Adapting While Learning: Grounding LLMs for Scientific Problems with Intelligent Tool Usage Adaptation

Large Language Models (LLMs) demonstrate promising capabilities in solving simple scientific problems but often produce hallucinations for complex ones. While integrating LLMs with tools can increase reliability, this approach typically results in over-reliance on tools, diminishing the model's ability to solve simple problems through basic reasoning. In contrast, human experts first assess problem complexity using domain knowledge before choosing an appropriate solution approach. Inspired by this human problem-solving process, we propose a novel two-component fine-tuning method.
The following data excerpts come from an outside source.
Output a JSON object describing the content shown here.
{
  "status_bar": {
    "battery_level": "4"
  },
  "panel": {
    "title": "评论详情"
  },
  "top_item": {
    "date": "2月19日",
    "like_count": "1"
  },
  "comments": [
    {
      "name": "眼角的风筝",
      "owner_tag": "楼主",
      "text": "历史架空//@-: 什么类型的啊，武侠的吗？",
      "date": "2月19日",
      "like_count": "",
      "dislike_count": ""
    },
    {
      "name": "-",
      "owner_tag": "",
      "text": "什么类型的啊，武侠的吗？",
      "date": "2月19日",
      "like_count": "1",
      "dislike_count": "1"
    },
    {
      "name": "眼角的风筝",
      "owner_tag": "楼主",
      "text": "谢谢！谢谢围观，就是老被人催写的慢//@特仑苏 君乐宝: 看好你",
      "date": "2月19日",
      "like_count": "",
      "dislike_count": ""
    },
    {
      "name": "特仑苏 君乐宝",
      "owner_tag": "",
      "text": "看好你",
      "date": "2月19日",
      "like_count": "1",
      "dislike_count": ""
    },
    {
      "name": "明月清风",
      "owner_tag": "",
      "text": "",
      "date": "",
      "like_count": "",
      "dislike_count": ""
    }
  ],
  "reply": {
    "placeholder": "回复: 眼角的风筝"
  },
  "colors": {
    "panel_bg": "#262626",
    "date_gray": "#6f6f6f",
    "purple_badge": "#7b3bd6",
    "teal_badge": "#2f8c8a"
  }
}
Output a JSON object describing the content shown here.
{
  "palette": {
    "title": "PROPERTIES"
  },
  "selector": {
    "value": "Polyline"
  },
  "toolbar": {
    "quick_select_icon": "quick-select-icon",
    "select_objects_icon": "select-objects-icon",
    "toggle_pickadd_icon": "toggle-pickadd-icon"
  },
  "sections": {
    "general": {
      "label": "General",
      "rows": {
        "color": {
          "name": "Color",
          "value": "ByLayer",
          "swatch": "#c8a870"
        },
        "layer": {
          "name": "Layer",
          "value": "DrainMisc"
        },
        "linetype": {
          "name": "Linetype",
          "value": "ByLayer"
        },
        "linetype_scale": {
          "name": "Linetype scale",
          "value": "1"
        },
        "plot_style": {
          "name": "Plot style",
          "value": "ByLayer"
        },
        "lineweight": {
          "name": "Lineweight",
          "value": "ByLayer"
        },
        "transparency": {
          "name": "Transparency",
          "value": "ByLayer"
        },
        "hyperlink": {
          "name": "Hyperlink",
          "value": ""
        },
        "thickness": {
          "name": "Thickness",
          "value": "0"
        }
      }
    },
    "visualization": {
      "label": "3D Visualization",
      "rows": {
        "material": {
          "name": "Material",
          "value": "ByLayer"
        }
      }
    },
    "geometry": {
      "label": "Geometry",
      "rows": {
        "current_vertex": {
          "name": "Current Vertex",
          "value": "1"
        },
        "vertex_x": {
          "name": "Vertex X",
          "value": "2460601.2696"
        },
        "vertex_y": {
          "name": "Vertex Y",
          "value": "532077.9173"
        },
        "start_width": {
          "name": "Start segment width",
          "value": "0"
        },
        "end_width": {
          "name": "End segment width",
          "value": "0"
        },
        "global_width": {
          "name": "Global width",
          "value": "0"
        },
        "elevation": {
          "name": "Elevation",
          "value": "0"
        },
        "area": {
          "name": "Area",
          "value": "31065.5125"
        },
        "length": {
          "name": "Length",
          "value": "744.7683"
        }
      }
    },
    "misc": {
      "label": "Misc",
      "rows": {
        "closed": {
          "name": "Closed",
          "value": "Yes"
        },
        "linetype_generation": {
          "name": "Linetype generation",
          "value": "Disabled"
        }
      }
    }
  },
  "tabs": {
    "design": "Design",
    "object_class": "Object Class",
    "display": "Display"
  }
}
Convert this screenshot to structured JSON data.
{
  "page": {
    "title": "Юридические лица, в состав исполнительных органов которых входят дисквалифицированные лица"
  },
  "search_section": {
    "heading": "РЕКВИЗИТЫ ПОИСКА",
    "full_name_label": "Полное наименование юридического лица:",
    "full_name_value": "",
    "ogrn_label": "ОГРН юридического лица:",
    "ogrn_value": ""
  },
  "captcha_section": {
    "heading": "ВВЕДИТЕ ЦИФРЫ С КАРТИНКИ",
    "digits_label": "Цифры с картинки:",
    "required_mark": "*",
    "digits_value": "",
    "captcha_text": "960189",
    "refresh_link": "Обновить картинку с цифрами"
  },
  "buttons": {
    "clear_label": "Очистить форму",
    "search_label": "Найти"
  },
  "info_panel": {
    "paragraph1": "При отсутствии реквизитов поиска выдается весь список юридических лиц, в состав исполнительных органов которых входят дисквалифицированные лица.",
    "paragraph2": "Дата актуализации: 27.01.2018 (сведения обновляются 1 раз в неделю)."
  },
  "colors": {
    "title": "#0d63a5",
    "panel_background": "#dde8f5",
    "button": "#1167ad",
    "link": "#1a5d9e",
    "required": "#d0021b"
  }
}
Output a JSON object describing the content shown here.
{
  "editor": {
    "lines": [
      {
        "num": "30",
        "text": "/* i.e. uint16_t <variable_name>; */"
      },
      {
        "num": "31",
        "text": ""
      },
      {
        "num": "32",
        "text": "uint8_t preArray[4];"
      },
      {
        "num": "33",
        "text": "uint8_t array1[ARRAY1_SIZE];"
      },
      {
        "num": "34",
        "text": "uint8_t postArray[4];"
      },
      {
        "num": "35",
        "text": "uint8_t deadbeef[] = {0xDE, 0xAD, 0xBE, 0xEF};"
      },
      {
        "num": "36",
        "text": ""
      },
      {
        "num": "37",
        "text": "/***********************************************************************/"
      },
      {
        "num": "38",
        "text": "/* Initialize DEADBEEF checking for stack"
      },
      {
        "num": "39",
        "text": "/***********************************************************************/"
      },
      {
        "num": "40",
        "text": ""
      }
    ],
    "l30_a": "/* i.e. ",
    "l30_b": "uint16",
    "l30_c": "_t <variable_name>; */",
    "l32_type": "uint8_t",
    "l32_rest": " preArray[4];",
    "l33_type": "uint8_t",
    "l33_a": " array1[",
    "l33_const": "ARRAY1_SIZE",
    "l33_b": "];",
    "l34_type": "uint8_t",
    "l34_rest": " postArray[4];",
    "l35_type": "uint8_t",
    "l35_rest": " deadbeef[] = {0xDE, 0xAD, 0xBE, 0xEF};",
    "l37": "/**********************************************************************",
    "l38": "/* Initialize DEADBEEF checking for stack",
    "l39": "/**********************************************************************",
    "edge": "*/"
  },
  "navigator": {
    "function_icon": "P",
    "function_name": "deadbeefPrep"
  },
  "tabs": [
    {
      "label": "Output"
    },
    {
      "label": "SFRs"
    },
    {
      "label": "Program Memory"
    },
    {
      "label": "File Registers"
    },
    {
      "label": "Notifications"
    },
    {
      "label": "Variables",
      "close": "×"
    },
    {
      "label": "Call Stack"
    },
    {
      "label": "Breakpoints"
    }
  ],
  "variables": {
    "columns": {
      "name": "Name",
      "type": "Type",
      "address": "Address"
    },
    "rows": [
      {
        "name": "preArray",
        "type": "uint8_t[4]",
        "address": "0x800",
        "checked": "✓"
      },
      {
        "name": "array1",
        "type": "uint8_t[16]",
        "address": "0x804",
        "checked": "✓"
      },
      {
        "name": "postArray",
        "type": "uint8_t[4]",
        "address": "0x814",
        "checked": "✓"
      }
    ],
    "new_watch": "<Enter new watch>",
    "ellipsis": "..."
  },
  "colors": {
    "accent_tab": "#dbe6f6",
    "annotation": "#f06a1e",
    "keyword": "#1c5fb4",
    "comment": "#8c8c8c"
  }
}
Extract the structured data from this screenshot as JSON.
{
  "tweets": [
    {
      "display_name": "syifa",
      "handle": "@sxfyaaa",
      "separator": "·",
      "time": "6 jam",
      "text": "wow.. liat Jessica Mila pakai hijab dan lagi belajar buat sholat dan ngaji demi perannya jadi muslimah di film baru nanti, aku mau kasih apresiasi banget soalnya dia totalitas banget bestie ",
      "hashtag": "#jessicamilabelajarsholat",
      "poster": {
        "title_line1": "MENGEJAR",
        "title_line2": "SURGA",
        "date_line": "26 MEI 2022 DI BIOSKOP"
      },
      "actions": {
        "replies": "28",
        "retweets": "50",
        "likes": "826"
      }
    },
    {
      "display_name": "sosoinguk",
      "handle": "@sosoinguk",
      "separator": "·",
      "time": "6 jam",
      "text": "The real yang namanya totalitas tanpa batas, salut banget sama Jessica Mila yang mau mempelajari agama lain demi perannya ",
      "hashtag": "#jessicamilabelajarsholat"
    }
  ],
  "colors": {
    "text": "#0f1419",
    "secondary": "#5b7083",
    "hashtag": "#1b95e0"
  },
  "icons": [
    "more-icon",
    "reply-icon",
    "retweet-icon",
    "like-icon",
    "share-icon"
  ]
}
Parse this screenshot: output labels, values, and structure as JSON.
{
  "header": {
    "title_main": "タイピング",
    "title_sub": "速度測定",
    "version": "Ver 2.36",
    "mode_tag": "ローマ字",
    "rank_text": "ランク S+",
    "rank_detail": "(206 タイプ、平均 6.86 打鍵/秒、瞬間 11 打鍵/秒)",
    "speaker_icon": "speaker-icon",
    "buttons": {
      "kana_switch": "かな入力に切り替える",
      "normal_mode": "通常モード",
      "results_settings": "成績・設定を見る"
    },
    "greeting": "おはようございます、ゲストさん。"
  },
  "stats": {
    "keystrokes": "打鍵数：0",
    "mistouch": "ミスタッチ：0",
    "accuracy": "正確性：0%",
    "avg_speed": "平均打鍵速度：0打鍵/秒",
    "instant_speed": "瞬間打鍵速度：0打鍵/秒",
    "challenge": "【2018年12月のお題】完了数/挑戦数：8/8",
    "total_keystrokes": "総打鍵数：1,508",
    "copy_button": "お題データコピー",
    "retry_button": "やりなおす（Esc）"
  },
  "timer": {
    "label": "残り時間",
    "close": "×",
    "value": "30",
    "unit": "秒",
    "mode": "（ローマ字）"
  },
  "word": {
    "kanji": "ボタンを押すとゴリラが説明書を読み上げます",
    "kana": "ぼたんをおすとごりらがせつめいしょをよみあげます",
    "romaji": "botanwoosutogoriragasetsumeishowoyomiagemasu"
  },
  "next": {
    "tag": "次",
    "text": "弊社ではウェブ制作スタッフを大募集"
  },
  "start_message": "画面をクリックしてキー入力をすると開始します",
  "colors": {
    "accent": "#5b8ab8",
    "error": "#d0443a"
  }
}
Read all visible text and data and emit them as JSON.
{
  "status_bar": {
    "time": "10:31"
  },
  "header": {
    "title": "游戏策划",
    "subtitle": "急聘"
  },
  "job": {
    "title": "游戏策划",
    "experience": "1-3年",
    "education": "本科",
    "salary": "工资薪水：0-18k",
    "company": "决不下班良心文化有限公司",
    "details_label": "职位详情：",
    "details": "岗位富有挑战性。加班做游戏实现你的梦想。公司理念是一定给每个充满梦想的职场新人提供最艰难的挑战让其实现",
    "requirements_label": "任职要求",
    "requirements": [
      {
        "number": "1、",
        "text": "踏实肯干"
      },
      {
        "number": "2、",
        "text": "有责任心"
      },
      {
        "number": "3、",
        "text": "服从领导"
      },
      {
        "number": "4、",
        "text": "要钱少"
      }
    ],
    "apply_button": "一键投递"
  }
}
In the first component World Knowledge Distillation (WKD), LLMs learn directly from solutions generated using tool's information to internalize domain knowledge. In the second component Tool Usage Adaptation (TUA), we partition problems into easy and hard categories based on the model's direct answering accuracy. While maintaining the same alignment target for easy problems as in WKD, we train the model to intelligently switch to tool usage for more challenging problems. We validate our method on six scientific benchmark datasets, spanning mathematics, climate science and epidemiology. On average, our models demonstrate a 28.18% improvement in answer accuracy and a 13.89% increase in tool usage precision across all datasets, surpassing state-of-the-art models including GPT-4o and Claude-3.5.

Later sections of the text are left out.